Orange MiniEgg Easter Cake

Easter, and certainly an Easter during lock-down, calls for a celebration cake with a bit of a zingy pick-me-up. So I thought I’d try making a zesty orange-flavoured cake, decorated with (non-diabetic) MiniEggs as a treat. The cake itself has zest and juice from two oranges incorporated into the batter, and after baking I drizzled it with an orange and diabetic-sugar syrup, before icing with orange-coloured diabetic cream-cheese icing flavoured with yet more orange zest. As we all know, we eat with our eyes before we do with our mouths, and I think colouring icing the colour you expect it to taste from the aroma it gives off, somehow seems to enhance the flavour you are expecting to taste! Alice enjoyed helping to separate a big bag of MiniEggs out into different colours, and we decorated across the top of the cake with colour-coordinated spirals. And yes, it’s true that MiniEggs are not diabetic-friendly, but this is a special occasion and the rest of the cake is sin-free!

Not every bake works out….

Today I’ve had (another) failed attempt at adapting my salted caramel macarons recipe into a diabetic version! I tried with an alternative sugar-substitute to my preferred one, but the mix came out too heavy yet also too full of air bubbles. This meant that during baking, the shells collapsed downwards rather than rising upwards, and came out like biscuits. Not untasty, but not what I was aiming for! Yet this is the joy of the journey that I am on – the failures make the successes all the more “sweet”!!

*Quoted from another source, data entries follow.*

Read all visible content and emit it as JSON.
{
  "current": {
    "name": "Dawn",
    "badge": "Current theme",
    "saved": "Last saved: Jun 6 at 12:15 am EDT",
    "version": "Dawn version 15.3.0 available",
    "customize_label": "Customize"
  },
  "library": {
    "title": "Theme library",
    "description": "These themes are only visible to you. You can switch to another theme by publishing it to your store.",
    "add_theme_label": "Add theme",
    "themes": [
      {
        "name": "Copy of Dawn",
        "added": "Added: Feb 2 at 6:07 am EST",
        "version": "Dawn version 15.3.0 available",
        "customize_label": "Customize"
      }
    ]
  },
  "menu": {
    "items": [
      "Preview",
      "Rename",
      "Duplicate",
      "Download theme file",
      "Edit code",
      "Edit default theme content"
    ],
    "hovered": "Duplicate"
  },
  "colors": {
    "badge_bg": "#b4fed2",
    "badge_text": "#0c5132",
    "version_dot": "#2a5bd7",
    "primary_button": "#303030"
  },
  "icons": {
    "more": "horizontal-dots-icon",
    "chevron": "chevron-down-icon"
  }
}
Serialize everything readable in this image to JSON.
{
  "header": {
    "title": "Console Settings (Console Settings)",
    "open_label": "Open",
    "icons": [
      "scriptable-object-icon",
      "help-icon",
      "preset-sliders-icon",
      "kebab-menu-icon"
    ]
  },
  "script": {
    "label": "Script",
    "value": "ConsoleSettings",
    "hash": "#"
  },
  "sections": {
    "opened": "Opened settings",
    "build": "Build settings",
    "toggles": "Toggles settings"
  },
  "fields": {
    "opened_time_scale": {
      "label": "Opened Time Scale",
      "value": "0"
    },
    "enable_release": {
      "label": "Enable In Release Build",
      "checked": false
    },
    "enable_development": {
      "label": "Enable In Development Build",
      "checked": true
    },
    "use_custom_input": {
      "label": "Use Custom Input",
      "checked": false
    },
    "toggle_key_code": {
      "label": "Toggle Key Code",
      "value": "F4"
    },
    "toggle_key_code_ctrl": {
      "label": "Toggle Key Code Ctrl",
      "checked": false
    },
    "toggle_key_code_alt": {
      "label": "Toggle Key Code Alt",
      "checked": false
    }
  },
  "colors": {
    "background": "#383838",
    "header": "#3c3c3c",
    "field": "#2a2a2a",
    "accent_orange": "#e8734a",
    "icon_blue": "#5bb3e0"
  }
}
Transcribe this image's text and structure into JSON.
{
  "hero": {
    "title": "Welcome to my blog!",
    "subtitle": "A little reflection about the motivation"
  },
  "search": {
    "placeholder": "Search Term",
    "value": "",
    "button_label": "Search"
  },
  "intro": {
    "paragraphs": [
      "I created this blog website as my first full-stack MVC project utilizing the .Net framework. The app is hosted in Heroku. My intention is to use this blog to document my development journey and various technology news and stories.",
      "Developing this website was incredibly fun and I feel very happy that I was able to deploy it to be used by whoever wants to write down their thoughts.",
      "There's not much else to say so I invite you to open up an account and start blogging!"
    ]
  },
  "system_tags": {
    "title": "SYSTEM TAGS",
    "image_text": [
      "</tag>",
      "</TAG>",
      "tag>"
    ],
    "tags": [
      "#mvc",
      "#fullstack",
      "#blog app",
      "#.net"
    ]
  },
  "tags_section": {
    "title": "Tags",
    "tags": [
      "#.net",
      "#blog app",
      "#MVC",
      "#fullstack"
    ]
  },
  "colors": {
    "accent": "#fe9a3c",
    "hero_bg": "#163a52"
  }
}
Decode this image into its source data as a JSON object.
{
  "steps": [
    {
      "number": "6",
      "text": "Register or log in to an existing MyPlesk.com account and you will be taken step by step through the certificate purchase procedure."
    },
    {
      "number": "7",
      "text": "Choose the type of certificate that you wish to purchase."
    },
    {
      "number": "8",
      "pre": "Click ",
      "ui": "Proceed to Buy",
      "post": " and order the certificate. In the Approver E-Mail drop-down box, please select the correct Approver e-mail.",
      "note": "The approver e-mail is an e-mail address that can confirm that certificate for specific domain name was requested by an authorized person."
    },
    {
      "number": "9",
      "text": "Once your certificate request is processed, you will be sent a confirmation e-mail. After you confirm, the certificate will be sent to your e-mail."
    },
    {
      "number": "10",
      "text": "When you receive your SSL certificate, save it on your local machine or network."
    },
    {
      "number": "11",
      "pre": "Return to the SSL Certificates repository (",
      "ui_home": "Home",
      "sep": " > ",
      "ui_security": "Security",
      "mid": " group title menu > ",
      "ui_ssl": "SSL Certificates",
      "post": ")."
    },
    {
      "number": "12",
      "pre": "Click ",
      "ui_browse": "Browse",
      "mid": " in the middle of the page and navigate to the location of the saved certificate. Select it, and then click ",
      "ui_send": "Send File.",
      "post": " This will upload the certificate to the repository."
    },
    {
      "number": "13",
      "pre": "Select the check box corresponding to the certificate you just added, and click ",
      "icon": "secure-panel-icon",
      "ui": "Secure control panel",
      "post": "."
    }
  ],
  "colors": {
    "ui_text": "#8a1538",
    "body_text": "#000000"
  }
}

(The image shows the mixture piped into disks prior to going into the oven)

Diabetic Dorset Apple Cake

During these strange times of quarantine where we are supposed to be avoiding going to the shops as far as possible, most of us will have instead been searching through the dark depths of our freezers for food inspiration, and to this I have been no exception! Happily, I stumbled across a freezer bag of peeled cored and blanched cooking apple chunks which were harvested from our apple tree last autumn – and thus I was inspired to have a first attempt at baking a diabetic-friendly Dorset Apple cake. It came out very moist inside, due to the extra water from the blanching and freezing of the apples prior to using them for baking. I decorated it with a spiral of thin slices of eating apple arranged neatly over the deliciously crisp top. It was very moreish, enjoyed being paired with a splash of cream, and went down very well with head judge Alice. However, recipes can always be adapted and improved upon, and I have a few ideas for what I can do to make the bake even better next time.

Brownies!

I’ve been working on refining my diabetic brownie recipe today; using lower percentage cocoa dark chocolate, and playing with the ratios of butter, flour, sugar-substitute and egg. The result is a very rich decadent brownie, which packs a strong chocolatey-punch. It’s nice with a small spoonful of whipped cream to cut through the richness, and Alice liked it so much she had seconds!

From top left the photos show how I made the brownie step-by-step:

  1. Melt chocolate and butter in bain marie
  2. Mix in the solids and egg
  3. Pour into prepared baking tin and smooth over
  4. Take out after 30 minutes in the oven (don’t be scared if it still looks wet)
  5. Allow to cool then turn out onto a plate and trim
  6. Dust with diabetic icing sugar.

Carrot cake with cream cheese icing

What better way to pass the time in quarantine than to work on some recipe iterations?? I’ve had my diabetic carrot cake recipe perfected for a few weeks now, but I was struggling with adapting my cream cheese icing recipe to get the correct consistency. Seems that now I’ve finally cracked it though; I had to swap to a different type of sugar-substitute, and shift the ratio of fat:sugar. Now the only problem is that there’s only me and Alice here to eat it all…

Introductions…

I thought it would be nice to start with an introduction to myself and my daughter – my name is Helen but on here I’m also known as DiaMummy! My daughter, Alice, is 2 years old, and has been diabetic since birth and probably before. She has a very rare sub-type of diabetes called neonatal diabetes. It is genetic in nature, but doctors have thus far been unable to identify which mutation she has. The result is that sometimes her pancreas produces some insulin, and other days it doesn’t produce any. This is unlike type I diabetics, who’s immune system attacks the beta-cells in the pancreas which produce insulin, until they are unable to produce any of their own insulin at all. Alice is treated with daily insulin injections, just like a type I diabetic, but the difference is that the number of units of insulin she needs is not directly proportional to the amount of carbs which she consumes. Her condition is 1:500,000 within the population, and there is no familial history of diabetes, so we were not expecting to have a diabetic child by any stretch of the imagination. Despite our daily battles to keep Alice’s blood sugar levels under control, she is the happiest, cutest, smartest and bravest little girl I know, and I could not be more proud of her for what she has overcome so far, and how she takes everything in her stride without so much as batting an eyelid! She gives me the determination to keep battling through everyday, and the motivation to ensure that she never has to miss out on a piece of cake!